Life on the ward is reduced to a series of separations. You give your keys and wallet—all of your identifying cards and legal tender—to the guard to have them locked away, like you, for safekeeping. You hand over your last shred of dignity along with the shoelaces they compel you to unthread from the eyelets that hold everything together, that keep you shod and functional. You are processed and prodded, then sorted into dorm-like accommodations, men on one side of the building, women on the other, the nurses’ station dividing the hall so as to keep nocturnal visitations between the sexes to a minimum.
Too bad the hospital is less effective at piecing things back together than at breaking them apart.
There are awkward meals, three squares served on a strict schedule and plastic trays, all foods easily consumed with plastic cutlery, portions measured and monitored lest someone develop a comorbid eating disorder on the inside.

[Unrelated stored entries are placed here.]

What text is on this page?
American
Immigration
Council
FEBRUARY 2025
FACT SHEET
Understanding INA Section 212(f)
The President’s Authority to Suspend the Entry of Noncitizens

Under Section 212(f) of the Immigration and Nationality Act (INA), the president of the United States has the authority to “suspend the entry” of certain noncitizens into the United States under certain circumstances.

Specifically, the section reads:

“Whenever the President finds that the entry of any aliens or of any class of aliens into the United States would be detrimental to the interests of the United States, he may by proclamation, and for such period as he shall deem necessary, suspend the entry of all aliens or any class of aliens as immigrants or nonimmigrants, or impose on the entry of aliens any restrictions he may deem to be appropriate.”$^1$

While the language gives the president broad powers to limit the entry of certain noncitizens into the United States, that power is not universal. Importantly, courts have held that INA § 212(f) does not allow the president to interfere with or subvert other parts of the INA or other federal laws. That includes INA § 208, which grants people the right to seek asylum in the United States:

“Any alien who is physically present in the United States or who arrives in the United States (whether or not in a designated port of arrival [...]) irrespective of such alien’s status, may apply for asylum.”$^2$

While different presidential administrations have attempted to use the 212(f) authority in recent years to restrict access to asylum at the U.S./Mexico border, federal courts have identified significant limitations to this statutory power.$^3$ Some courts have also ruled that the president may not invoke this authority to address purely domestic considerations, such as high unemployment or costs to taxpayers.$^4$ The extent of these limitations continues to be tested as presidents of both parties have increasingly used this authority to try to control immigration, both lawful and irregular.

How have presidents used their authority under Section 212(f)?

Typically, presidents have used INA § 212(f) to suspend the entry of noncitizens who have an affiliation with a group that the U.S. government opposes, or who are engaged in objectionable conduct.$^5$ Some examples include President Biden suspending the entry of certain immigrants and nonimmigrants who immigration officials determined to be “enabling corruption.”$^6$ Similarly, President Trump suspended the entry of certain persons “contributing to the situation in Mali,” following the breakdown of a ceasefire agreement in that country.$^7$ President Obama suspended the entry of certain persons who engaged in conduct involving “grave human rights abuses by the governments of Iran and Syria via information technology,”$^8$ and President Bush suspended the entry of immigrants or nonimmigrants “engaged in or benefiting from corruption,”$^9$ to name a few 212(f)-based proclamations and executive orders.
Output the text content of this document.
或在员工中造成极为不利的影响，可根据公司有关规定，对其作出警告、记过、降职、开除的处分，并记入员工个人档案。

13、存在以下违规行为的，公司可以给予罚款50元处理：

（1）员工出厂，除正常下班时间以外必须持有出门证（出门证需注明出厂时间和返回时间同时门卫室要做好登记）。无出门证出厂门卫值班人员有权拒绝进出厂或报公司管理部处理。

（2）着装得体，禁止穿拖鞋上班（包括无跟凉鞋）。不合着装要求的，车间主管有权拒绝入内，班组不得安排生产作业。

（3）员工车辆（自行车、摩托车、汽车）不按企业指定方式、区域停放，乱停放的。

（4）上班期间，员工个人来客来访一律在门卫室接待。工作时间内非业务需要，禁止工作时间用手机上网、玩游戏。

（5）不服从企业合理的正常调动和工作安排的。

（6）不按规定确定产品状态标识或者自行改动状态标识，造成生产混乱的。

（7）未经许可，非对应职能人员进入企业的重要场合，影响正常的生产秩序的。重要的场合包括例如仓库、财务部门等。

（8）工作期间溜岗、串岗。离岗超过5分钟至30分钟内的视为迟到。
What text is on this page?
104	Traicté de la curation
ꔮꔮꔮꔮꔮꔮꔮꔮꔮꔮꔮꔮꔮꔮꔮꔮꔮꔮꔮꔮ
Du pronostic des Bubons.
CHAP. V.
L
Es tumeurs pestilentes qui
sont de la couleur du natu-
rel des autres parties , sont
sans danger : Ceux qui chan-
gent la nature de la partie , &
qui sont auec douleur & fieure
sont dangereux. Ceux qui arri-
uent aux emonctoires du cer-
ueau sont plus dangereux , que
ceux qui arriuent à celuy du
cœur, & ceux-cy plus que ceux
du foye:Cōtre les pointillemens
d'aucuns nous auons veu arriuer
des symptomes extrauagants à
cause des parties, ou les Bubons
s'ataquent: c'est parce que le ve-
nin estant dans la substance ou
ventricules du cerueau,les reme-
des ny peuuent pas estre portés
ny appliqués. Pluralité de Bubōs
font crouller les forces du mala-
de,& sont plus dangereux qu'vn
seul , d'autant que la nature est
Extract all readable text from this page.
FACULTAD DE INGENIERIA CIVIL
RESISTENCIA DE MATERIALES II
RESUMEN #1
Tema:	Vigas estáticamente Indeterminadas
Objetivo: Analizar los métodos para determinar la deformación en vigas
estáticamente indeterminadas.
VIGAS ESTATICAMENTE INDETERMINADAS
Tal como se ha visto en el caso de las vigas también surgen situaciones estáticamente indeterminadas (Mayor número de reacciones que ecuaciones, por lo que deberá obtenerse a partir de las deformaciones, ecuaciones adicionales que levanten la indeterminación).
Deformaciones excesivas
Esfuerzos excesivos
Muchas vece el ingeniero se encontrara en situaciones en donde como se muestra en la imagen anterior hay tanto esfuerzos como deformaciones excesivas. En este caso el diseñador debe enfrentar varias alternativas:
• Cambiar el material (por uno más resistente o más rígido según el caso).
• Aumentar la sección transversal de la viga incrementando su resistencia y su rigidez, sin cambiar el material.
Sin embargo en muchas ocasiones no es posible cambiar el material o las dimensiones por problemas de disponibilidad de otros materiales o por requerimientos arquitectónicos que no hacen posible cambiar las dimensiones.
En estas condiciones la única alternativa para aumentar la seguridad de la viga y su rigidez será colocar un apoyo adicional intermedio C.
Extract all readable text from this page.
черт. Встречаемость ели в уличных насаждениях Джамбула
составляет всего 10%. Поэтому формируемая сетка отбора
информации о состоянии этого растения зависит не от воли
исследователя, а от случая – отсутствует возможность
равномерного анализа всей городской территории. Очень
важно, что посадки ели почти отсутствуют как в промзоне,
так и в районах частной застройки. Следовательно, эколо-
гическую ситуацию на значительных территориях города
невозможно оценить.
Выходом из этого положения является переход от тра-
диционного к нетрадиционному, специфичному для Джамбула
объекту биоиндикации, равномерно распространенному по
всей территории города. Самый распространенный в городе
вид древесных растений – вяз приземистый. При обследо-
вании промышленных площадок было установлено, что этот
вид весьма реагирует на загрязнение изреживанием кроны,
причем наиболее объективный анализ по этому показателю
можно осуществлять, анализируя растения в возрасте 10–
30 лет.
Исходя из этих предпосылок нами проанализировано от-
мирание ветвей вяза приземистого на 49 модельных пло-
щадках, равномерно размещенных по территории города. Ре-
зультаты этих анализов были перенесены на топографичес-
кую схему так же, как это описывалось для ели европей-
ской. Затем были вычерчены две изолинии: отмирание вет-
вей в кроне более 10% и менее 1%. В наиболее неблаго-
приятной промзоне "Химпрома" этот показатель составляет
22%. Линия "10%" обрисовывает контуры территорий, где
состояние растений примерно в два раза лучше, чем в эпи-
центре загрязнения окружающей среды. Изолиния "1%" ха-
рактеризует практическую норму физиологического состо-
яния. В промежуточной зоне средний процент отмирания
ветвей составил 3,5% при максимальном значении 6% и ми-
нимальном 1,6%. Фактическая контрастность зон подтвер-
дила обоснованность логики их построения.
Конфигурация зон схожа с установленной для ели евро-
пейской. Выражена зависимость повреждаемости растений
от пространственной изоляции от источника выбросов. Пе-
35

There is group therapy, another tedious ritual, during which the manics motor-mouth on and on about what they’ll do when they get out; the anxiety-riddled fret about missing their next appointment or dose or phone call in vicious verbal circles; and the depressives dip into catatonia, emerging only when pressed to utter monosyllabic responses to the leader’s overly cheerful prompts.
There are individual sessions with doctors of every stripe. Psychiatrists write prescriptions meant to produce the opposite state in each patient—calm the crazy, mend the moody, soothe the stressed, lift the sad. Physicians consult to rule out bodily causes for mental malaise. Specialists scan grey matter seeking suspicious shadows, administer electric impulses to analyze sleep patterns, draw blood to sieve it for disease.
You go along with the charade, play their games, because there is nothing else you can do for the duration of long, tedious days your hold order dictates you’ll be here for. Perhaps there’s a slight, twinkling chance something they do will make you feel better? Truth is, you’re just praying they won’t make you feel worse.